Under pressure from China, the North Korean government agreed Oct. 30 to return to the talks. In return, the United States agreed to parallel discussions on the punitive measures against Banco Delta Asia and its North Korean account holders. A Treasury Department team met Tuesday and Wednesday with North Korean banking officials and set more meetings for January in the United States.
But since the nuclear talks opened Monday, Hill said, North Korean negotiators have been under "strict instructions" not to engage in official discussions on the nuclear dispute until the banking measures are lifted. This has prevented progress on the main subject, which he described as concrete steps by North Korea to take down its nuclear weapons program, as it pledged to do in an agreement in principle reached in September 2005.
"The purpose of being here was to discuss the denuclearization of the Korean Peninsula," Hill said. "I want to emphasize I'm not here to talk about [Banco Delta Asia]. That's not what I do."

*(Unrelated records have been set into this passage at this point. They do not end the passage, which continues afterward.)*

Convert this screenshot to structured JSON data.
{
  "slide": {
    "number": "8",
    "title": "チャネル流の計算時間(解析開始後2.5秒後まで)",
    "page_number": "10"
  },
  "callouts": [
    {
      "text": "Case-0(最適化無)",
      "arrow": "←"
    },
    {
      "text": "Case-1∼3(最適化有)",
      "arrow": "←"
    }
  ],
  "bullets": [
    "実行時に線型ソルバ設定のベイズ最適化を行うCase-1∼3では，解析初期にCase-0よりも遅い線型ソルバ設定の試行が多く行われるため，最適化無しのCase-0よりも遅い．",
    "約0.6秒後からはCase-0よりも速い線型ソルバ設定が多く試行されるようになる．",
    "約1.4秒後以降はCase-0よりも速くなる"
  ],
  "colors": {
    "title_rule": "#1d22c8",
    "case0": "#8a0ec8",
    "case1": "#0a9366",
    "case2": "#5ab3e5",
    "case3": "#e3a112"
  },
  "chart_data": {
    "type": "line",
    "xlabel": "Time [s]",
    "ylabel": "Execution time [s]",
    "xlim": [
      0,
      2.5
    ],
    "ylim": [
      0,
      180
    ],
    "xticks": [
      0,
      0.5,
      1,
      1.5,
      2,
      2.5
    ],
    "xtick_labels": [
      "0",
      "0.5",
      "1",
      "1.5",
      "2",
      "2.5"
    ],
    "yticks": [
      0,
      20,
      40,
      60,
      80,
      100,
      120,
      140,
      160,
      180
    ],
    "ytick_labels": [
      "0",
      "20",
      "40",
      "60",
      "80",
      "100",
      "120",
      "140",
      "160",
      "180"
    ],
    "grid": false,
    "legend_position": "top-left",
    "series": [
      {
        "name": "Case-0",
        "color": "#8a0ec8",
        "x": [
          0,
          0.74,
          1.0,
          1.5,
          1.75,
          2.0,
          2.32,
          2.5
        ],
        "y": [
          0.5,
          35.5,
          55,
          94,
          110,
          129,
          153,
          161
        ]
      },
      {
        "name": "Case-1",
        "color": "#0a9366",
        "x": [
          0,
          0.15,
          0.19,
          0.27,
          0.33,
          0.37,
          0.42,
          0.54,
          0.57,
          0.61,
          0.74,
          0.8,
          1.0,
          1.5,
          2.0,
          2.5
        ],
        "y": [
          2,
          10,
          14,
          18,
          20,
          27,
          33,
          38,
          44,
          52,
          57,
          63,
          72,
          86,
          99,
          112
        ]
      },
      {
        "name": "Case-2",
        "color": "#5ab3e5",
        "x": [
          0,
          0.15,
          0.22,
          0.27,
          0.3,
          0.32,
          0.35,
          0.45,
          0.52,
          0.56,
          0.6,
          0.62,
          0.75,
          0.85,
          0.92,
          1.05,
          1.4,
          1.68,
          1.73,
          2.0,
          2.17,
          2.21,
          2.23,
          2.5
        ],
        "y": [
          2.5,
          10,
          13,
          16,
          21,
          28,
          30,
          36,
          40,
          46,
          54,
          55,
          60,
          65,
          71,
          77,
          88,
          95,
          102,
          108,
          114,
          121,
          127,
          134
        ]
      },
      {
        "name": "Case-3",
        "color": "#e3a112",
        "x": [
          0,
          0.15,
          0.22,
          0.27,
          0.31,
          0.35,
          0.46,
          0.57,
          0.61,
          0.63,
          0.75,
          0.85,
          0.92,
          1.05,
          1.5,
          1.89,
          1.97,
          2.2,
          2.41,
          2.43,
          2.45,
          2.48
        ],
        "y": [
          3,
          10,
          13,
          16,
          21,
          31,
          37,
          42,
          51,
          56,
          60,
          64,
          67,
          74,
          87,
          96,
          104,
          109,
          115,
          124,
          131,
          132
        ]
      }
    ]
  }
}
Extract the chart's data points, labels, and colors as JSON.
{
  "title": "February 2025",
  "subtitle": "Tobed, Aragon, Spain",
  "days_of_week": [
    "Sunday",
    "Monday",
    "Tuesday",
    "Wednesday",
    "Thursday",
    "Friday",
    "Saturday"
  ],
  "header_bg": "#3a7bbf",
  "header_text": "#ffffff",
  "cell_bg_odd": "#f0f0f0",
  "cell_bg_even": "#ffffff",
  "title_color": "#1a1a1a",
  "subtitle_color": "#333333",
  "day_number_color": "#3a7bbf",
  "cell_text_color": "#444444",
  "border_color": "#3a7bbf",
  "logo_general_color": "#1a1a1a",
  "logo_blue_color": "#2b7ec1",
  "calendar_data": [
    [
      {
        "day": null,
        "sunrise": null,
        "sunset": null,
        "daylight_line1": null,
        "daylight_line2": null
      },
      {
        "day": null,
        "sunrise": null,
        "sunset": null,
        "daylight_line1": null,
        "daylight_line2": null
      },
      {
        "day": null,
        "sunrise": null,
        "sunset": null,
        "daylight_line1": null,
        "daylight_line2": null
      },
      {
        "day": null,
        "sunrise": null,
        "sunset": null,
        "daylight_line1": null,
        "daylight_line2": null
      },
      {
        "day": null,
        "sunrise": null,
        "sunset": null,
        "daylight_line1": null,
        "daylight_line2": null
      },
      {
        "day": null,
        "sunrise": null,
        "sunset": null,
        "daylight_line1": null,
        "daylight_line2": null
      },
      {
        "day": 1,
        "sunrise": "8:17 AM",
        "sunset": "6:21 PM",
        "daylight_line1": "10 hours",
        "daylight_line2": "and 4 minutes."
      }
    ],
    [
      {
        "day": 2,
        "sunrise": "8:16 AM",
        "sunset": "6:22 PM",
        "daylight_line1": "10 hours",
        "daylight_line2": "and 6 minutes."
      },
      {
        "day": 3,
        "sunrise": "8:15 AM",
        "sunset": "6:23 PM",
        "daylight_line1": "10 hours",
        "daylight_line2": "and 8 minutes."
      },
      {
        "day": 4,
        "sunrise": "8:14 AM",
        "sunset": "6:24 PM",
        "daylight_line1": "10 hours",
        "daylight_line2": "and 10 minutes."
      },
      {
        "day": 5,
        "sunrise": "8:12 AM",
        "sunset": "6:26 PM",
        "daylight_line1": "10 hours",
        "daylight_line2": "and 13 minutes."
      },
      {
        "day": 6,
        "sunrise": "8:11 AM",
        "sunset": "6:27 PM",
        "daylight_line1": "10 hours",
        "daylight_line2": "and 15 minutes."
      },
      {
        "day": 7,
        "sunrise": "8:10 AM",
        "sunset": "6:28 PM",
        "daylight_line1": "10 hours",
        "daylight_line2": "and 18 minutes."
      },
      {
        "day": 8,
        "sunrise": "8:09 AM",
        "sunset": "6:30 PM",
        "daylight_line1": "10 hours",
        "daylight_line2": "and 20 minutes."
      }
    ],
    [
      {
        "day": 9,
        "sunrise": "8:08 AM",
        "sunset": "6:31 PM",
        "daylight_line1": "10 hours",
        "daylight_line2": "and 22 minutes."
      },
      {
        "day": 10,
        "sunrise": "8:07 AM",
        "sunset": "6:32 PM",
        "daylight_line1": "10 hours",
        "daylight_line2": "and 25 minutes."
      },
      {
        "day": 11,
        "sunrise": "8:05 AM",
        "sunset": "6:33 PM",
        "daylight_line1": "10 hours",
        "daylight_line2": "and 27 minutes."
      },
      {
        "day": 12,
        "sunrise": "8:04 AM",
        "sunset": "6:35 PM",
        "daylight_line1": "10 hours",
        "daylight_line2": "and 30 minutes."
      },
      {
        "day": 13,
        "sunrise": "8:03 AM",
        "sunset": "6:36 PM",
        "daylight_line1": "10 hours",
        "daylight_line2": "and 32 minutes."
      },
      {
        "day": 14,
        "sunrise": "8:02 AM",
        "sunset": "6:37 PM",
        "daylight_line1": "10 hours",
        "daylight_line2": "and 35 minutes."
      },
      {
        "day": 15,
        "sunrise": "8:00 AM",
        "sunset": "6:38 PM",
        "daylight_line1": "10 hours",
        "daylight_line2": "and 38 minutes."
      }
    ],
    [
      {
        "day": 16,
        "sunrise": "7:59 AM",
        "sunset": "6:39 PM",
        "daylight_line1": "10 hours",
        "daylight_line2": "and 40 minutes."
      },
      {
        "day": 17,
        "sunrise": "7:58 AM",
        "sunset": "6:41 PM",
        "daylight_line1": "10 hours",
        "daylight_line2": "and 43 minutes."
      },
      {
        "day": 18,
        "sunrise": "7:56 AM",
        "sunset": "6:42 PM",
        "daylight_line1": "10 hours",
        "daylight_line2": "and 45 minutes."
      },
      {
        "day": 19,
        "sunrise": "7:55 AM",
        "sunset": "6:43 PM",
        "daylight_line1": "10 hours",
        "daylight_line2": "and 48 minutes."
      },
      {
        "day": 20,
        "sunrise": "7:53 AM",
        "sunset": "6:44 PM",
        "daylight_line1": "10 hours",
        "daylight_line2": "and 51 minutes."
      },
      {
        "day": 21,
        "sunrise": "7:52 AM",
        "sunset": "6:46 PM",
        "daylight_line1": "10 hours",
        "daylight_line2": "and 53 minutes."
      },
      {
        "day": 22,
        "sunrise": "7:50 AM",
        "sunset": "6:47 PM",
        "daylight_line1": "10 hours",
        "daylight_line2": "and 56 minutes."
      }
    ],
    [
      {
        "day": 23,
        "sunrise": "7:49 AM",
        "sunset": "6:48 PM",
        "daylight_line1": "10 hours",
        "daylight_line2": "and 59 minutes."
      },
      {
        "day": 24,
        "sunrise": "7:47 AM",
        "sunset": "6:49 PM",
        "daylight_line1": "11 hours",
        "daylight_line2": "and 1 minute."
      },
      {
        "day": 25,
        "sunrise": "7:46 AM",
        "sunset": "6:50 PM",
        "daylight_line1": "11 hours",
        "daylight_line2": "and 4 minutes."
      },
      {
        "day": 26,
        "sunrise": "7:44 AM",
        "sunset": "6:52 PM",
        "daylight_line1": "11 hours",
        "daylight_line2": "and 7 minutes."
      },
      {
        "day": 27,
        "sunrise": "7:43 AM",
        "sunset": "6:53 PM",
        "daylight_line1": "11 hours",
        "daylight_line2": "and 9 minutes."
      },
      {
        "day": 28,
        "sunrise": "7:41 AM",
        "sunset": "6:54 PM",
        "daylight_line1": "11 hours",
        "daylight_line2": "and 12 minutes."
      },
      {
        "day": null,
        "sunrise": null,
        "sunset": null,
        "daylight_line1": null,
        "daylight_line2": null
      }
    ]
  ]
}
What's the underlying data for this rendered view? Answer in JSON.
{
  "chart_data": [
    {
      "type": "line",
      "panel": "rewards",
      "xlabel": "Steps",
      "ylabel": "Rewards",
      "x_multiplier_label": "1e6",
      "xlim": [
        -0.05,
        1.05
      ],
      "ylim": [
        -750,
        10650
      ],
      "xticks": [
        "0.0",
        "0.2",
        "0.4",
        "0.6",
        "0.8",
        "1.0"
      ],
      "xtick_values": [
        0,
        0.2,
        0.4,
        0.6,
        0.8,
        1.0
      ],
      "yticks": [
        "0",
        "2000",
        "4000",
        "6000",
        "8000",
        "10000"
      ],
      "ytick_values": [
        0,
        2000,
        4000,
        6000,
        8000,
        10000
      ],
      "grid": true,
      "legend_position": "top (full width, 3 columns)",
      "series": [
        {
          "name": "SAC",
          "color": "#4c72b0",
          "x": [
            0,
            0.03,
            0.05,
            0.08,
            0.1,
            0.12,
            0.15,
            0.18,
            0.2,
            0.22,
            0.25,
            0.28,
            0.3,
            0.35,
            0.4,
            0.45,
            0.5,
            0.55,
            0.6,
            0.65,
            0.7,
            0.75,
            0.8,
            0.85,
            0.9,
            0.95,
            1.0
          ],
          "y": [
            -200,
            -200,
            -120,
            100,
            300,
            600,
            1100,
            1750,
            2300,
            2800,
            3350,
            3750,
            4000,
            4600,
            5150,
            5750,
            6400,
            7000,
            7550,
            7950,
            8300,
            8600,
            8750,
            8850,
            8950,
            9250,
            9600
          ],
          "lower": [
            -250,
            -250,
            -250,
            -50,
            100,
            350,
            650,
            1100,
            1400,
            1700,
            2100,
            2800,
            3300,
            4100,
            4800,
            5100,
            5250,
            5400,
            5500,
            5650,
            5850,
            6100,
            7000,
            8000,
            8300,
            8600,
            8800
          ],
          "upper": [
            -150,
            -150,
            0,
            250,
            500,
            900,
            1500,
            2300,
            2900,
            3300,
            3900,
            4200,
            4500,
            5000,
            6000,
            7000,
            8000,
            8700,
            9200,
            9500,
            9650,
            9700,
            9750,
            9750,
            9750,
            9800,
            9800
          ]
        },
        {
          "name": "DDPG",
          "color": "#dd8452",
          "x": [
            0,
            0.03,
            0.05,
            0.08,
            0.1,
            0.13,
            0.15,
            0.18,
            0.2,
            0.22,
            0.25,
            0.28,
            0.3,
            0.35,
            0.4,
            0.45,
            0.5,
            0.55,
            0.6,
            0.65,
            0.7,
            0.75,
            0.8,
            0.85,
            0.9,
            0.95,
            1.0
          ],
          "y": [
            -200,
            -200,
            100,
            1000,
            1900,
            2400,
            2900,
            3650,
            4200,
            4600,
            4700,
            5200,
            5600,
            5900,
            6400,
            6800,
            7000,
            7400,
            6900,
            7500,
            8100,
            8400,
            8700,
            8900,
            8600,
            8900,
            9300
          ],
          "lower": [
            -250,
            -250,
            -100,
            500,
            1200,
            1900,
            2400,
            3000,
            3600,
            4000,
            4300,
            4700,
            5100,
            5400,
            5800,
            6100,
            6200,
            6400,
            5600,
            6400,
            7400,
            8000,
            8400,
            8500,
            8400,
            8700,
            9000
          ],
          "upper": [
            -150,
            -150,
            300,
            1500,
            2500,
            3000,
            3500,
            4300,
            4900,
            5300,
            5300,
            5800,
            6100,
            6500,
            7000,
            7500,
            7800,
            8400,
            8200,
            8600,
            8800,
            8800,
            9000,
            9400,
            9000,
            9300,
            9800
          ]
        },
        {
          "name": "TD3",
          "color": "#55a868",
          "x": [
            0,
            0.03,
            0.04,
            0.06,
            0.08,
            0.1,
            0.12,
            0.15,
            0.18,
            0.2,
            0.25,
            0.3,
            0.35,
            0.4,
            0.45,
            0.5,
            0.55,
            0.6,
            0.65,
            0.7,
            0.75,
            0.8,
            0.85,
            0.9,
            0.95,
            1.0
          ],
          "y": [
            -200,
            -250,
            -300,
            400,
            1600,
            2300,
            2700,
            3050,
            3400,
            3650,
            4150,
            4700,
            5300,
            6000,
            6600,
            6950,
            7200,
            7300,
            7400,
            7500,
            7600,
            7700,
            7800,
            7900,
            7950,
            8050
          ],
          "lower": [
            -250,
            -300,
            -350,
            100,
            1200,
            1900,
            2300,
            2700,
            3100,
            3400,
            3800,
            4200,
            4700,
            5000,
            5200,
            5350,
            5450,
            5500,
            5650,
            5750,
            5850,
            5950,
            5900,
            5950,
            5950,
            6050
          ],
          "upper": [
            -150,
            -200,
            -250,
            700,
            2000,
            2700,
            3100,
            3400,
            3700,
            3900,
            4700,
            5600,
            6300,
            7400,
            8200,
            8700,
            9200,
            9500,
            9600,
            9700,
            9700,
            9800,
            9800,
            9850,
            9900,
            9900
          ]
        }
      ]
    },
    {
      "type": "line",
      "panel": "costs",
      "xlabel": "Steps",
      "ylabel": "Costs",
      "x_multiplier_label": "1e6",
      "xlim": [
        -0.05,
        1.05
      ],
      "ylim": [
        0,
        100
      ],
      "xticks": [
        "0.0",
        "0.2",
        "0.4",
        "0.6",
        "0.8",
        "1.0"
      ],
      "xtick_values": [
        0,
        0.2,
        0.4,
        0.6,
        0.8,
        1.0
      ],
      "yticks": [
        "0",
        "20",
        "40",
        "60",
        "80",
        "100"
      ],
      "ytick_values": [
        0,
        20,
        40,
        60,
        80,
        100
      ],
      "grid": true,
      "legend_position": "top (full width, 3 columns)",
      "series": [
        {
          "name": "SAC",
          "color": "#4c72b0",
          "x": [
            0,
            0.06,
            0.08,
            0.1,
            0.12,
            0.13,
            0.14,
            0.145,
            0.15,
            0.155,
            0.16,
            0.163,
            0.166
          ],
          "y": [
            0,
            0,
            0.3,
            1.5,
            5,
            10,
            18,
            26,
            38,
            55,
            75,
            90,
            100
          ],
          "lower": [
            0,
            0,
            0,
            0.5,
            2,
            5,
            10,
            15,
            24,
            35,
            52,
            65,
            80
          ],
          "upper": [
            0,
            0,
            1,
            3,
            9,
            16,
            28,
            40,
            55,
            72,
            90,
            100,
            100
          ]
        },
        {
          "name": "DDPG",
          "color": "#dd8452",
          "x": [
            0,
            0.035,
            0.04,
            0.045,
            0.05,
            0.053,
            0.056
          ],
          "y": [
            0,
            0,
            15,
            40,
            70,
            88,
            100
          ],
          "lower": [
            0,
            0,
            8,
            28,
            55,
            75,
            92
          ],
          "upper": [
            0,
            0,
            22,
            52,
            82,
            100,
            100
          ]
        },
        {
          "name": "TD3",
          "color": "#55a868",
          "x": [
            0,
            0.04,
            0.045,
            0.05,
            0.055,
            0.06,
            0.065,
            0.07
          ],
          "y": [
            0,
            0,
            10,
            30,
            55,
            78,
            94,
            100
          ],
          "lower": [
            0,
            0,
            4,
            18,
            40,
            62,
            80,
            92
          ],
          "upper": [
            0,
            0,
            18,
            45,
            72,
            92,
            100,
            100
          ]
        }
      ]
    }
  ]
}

At a news conference in Washington, Secretary of State Condoleezza Rice said the talks must remain focused on the issue of denuclearization.
"Diplomacy sometimes takes time, but we should not be diverted somehow by an issue that is clearly in another lane and is clearly being dealt with in a way that the North Koreans themselves asked that it be dealt with," Rice said.
Although the North Koreans have cited the U.S. banking measures as the main obstacle to nuclear negotiations, several diplomats said the overriding issue is whether North Korea genuinely has decided to forgo nuclear weapons. The question is particularly relevant, they said, since the North Korean government tested a nuclear device Oct. 9 and subsequently declared itself a nuclear power.
In public statements, North Korea has said it needs the nuclear weapons because it faces a hostile policy from the United States. Dropping the measures against Banco Delta Asia, a pro-North Korean newspaper in Japan suggested Thursday, would be proof that the Bush administration is willing to end the hostility and thus would make nuclear negotiations possible.